Pimachiowin Aki (Canada) – Paysage forestier traversé de rivières, émaillé de lacs, de zones humides et de forêts boréales, Pimachiowin Aki (« La terre qui donne la vie ») fait partie des territoires ancestraux des Anishinaabeg, un peuple autochtone vivant de la pêche, de la chasse et de la cueillette. Il englobe des portions de territoires de quatre communautés Anishinaabeg (Bloodvein River, Little Grand Rapids, Pauingassi et Poplar River). Il s’agit d’un exemple exceptionnel de la tradition culturelle Ji-ganawendamang Gidakiiminaan (« garder la terre ») qui consiste à honorer les dons du Créateur, respecter toute forme de vie et maintenir des relations harmonieuses avec autrui. Cette tradition se matérialise dans le paysage par un réseau complexe de sites de subsistance, de sites d’habitation, de routes et de sites cérémoniels, généralement reliés par des voies navigables.
Parc national de Chiribiquete – « La Maloca du jaguar » – (Colombie) – Situé dans le nord-ouest de l’Amazonie colombienne, le parc national de Chiribiquete est la plus grande zone protégée du pays. L’une des spécificités de ce parc est la présence de tepuys (mot d’origine amérindienne qui signifie « montagne »), des plateaux de grès aux parois abruptes qui dominent la forêt. Plus de 75.000 peintures, datées de 20.000 avant notre ère jusqu’à nos jours, figurent sur les parois de 60 abris sous roche qui bordent le pied de ces tepuys. Rattachées à un culte supposé du jaguar, symbole de pouvoir et de fécondité, elles représentent des scènes de chasse, de batailles, de danses ou de cérémonies.

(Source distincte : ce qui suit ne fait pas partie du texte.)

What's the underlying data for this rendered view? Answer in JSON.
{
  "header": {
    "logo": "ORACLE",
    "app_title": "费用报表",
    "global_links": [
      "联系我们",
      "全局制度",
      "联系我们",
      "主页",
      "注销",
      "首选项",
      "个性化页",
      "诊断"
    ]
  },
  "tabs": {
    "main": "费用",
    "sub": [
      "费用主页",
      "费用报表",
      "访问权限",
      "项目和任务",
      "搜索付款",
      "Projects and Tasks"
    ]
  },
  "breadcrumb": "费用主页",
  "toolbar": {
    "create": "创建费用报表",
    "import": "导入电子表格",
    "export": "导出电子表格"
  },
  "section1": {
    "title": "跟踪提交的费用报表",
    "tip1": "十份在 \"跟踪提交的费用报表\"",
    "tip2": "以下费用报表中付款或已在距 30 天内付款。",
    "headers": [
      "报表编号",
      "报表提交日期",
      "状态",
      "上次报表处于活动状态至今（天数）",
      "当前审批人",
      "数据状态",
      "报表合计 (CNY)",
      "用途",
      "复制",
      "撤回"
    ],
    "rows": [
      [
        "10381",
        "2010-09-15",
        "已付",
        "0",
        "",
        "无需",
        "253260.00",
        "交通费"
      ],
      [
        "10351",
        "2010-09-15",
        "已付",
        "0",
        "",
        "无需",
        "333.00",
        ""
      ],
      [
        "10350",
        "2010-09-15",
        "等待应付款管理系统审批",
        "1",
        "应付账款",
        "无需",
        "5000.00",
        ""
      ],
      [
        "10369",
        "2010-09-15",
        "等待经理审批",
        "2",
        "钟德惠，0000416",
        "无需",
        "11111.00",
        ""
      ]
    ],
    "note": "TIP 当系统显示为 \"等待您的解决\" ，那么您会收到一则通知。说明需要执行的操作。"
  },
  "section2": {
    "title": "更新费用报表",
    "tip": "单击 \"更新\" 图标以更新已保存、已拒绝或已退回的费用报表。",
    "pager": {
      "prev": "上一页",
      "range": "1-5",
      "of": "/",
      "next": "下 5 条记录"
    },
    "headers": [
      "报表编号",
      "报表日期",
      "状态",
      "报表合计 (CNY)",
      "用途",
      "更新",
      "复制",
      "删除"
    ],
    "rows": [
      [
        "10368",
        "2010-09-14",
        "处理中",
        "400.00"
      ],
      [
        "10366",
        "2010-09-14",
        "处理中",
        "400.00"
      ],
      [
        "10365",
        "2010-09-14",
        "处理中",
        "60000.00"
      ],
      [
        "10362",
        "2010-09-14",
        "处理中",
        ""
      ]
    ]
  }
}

Les communautés autochtones, qui ne sont pas directement présentes sur le site, considèrent la région comme sacrée.
Sites naturels :
Montagnes de Barberton Makhonjwa (Afrique du Sud) – Ce site, qui se trouve au nord-est de l’Afrique du Sud, englobe 40% de la ceinture de roches vertes de Barberton, une des plus anciennes structures géologiques de notre planète. Les Montagnes de Barberton Makhonjwa représentent la succession de roches volcaniques et sédimentaires la mieux préservée datant de 3,6 à 3,25 milliards d’années, lorsque les premiers continents ont commencé à se former sur la terre primitive. On y trouve des brèches de retombée résultant des impacts de météorites formées juste après la fin du grand bombardement (4,6 à 3,8 milliards d’années) qui sont particulièrement bien préservées.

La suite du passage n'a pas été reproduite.